At UCLA, the Schaffers met with pediatric craniofacial surgeon Dr. James Bradley and decided to move forward. “The other options,” Ms. Schaffer said, “were to do nothing right away and revisit the idea of distraction three or four years down the road, or do nothing at all and just allow her jaw to grow on its own.” In both instances, however, Ashlynn would have no hope of living without the breathing tube.


In the following days, a three-dimensional CAT scan revealed that Ashlynn had enough of a lower jawbone to serve as an anchor for the distraction devices, and that she also had the joints necessary for moving her jaw. But though Ashlynn was technically a candidate for distraction, Dr. Bradley said that her case of micrognathia is the most extreme he’s ever seen. “We definitely weren’t sure if we could technically do it or if it would work,” he said, “but based on similar cases we thought so. And it was the best shot she had.”


When Ashlynn was 16 months old, Dr. Bradley and his surgical team made the first cut into her lower jaw, broke her jawbone in one place on each side, and anchored the distractor into the bones, which was in turn secured by a bulky external device resembling scaffolding. For the next week, doctors waited while the inflammation at the sites picked up, initiating the formation of new bone. Dr. Bradley then turned each of the two pins once, with a specially designed screwdriver no bigger than a pencil.


Within days, Ashlynn was released from Mattel Children’s Hospital. Once home, her mother turned the pins every day – gradually pulling apart and lengthening her daughter’s jaw. “I was scared to do it at first,” Ms. Schaffer said, “but then the doctors told me that it feels kind of like having your braces tightened.” After 42 days of turning the pins, Ms. Schaffer had lengthened Ashlynn’s jaw more than 2.5 inches.


Nine months later, Dr. Bradley feels hopeful, and expects that Ashlynn’s tracheostomy will be removed within the next year. “Ashlynn’s well on her way to a normal life,” he said. “By the time she’s a teenager, she’ll look, eat, and talk just like other girls her age.” But he points out that her treatment is a long process. “Because her face will continue growing,” he added, “we don’t want to overdo it now. She will need another distraction procedure in five or six years and a final one when her facial growth is complete – at age 15 or 16.”
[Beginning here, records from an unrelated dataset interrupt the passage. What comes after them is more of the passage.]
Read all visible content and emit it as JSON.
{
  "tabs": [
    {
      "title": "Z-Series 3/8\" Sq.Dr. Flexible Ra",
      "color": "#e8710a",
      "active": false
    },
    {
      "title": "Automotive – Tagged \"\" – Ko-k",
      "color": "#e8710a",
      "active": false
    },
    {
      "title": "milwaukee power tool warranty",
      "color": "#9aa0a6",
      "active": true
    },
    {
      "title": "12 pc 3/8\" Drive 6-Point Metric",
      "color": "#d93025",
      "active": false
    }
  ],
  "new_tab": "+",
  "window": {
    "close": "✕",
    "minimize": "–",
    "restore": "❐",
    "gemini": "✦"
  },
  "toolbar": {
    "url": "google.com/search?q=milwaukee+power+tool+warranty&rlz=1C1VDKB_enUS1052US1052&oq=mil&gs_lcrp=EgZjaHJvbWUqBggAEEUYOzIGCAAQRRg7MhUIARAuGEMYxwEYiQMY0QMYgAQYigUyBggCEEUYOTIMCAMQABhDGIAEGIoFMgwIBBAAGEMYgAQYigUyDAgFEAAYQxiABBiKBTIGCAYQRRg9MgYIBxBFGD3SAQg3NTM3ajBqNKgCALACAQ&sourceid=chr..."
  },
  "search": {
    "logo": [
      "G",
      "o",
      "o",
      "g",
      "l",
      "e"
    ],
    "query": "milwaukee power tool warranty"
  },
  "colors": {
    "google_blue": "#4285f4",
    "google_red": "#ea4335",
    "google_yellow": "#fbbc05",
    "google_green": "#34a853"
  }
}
Today, because of the tracheostomy, Ashlynn needs to be fed through a tube in her stomach and her family has still never heard the sound of their little girl’s voice. They have been told by several neurologists that having her breathing tube removed will be difficult because the lack of oxygen she experienced at birth has left her with developmental delays. “They’ve told us she might have problems coordinating all of the muscles she’ll need to breathe through her nose, her mouth, and swallow,” Ms. Schaffer said. “She didn’t do those things at birth – so she’s going to have to learn and some neurologists say it might not happen.”
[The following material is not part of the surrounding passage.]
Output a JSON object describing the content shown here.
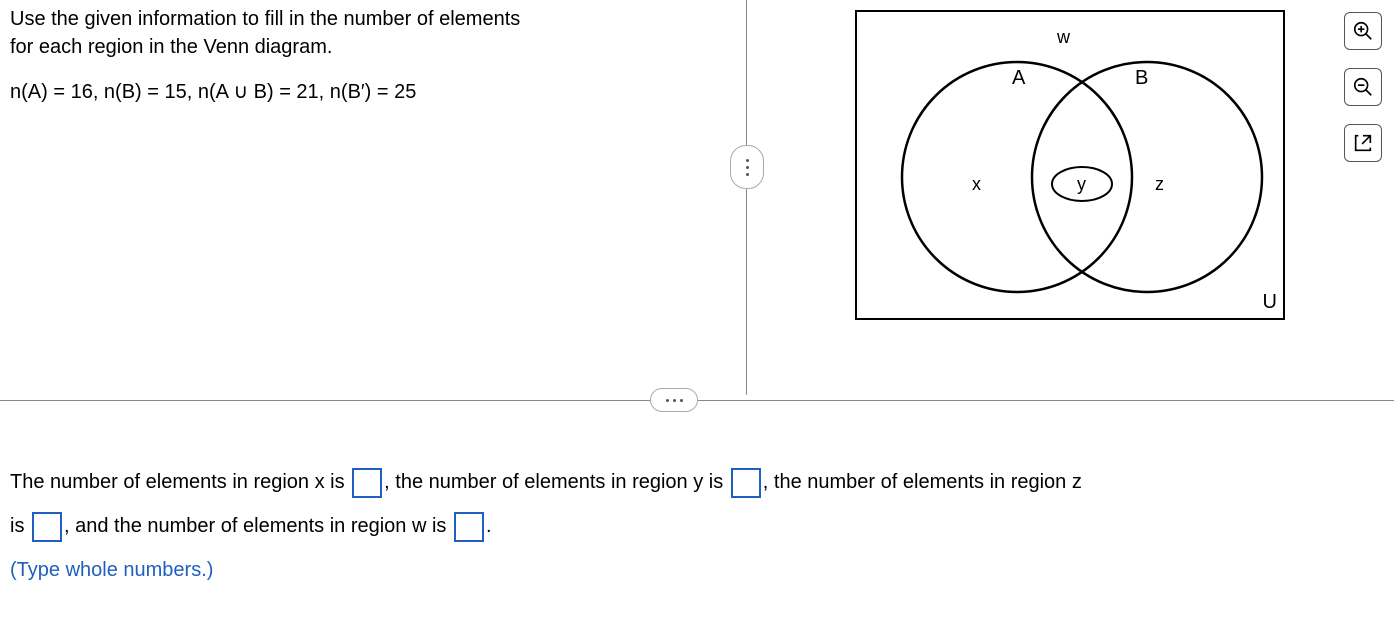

But Ms. Schaffer says that she and her husband choose not to believe the experts. Just last week, she said, “I was washing dishes and caught sight of Ashlynn out of the corner of my eye. She had stood up and slid something off of the kitchen counter. A few seconds later Jon asked me if I had given her a sucker. I said, ‘No,’ but then I turned to look at Ashlynn and she had red sucker all over her mouth. She was going to town on that huge thing and it was pure heaven to see that happen. When she was born I couldn’t even fit my pinkie in there. Modern technology,” she added, “it’s a wonderful, beautiful thing.”